= Former members of the Polisario Front =

Since the end of the 1980s, several members of POLISARIO have decided to discontinue their military or political activities for the Polisario Front. Most of them returned from the Sahrawi refugee camps in Algeria to Morocco, among them a few founder members and senior officials. Some of them are now actively promoting Moroccan sovereignty over Western Sahara, which Morocco considers its Southern Provinces. Their individual reasons to stop working for POLISARIO, as reported in the media, vary, but include allegations of human rights violations, monopolization and abuse of power, blackmailing and isolating the refugee population in Tindouf, and misuse of foreign aid. They also claim POLISARIO is controlled by the government of Algeria and as one former member of POLISARIO put it, "[was] a group of Moroccan students who were urging the Spanish colonizer to leave and who had never claimed independence or the separation from motherland Morocco."

The following is a list of some former members of the POLISARIO. It is not complete.

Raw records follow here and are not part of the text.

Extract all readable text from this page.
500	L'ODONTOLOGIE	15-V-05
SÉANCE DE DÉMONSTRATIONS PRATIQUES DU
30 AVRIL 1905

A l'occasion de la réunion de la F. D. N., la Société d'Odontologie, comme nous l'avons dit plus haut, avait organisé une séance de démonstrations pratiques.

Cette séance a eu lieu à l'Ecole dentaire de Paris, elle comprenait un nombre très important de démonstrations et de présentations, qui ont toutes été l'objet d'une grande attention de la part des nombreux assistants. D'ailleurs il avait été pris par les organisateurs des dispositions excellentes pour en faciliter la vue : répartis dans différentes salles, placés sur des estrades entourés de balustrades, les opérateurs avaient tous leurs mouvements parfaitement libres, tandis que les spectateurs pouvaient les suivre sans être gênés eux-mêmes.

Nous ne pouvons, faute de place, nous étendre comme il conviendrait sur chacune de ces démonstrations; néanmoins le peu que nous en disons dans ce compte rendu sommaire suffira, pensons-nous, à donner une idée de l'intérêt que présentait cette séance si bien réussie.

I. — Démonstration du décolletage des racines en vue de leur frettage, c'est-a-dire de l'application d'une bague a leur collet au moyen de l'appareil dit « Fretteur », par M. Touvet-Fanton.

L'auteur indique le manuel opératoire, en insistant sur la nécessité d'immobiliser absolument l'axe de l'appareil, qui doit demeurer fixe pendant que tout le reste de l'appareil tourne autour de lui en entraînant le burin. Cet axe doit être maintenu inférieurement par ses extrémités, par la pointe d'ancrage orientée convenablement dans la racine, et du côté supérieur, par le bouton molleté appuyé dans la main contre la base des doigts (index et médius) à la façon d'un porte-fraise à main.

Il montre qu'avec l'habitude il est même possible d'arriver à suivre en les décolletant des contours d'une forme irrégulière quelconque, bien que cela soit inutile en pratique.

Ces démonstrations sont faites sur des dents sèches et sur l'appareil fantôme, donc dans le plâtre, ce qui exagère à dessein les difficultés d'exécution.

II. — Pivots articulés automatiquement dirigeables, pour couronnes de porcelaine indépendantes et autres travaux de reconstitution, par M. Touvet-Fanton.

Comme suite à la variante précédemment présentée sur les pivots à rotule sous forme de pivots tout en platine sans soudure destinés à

- Ahmedou Souelem Ahmed Brahim, former "minister", responsible of relations with the Arab World
- Omar Hadrami – responsible of the military security of POLISARIO, a relative of the late Ma al-'Aynayn
- Lahbib Ayoub - co-founder of the POLISARIO, military commander
- Lebnaha Attaya – Close to Prime Minister of the Sahrawi Arab Democratic Republic, Mahfoud Ali Beiba
- Ghaoutah Mohamed Ahmed Baba – census official
- Mustapha El Barazani – founder member and representative at the Organisation of African Unity
- Mustapha Bouh – Political Commissar for Sahrawi Popular Army of Liberation.
- Bachir Dkhill – Founding member of the POLISARIO, representative of the organization in several countries and organizations.
- Guajmoula Bent Ebbi – member of the Politburo, and today Moroccan MP.
- Sidati Mohamed Abdellahi alias Sidati El Ghallaoui – representative of the POLISARIO in Italy and Malta.
- Mohamed Abdelkader Ould Mohamed Oul Habiboullah Ould Haibelti – Held several top positions before heading the Sahrawi Republic-radio
- Brahim Hakim – Former foreign minister of the RASD and representative of the POLISARIO in North America.
- Maâlainine Mohamed Khaled – POLISARIO observer at MINURSO in Mauritania (5-7-2005)
- Boullahi El Khalifa – Director of POLISARIO radio broadcasting
- Mohamed Salem Khatri
- Keltoum Khayati – Formerly in charge of the organization of women.
- Ayoub Lahbib – Founder member of the POLISARIO and member of the Executive Committee.
- Abderrahmane Leibek – POLISARIO member
- Mohamed Ahmed ben Omar Ouled M'Brirek – POLISARIO representative for the identification of Sahrawis
- Ahmed Moulay M’Hamed – Head of the Security Services
- Lfdal Malainine – director at the Education Ministry
- Ghoulam Najem Mouichane – representative in Germany
- Ahmed Ould Mohamed Abderrahman Cheikh Abdelaziz Rabani
- Hametti Rabani – Minister for Justice and Cults
- Mohamed Abdellahi Ould Mohamed El Mostapha Rabani – Lawyer
- El Haj Abdellah Ould Abdelkader Ould Rabani – Journalist
- Merrebih Rebbou
- Ahmed Ould Saleh – personal secretary of Ayoub Lahbib
- Bouchaâb Yahdih – representative of POLISARIO in France
- Cheikh Ali El Bouhali Hnini
- Daifallah Yahdih – former census official
- Cheikh El Mahjoub Ould M'Hamed Salem Ould Erraha – former census official
- Semlali Aabadilah – former politician of Polisario
- Hach Ahmed Baricalla – ambassador and minister
- Yanja El Khattat – mathematics tutor
- Jadiyetu Mohamud – translator

The reports of the experiences of the former members of POLISARIO have generally been published in Moroccan newspapers supporting the government position on Western Sahara. The possibility to freely report on the problem of Western Sahara is limited in Morocco (see: International Press Institute, World Press Freedom Review, 2005 Morocco).

US Congressman Donald M. Payne, from New Jersey, referred in 2005 to some former members of POLISARIO during a hearing before the subcommittee on Africa: "Also several people who were in a position of authority in the POLISARIO camps, when serious human rights abuses including torture were widespread, particularly during the late 1970s and throughout the 1980s, now occupy positions of authority in the Moroccan civil administration. This is based on information Amnesty International has been privy to."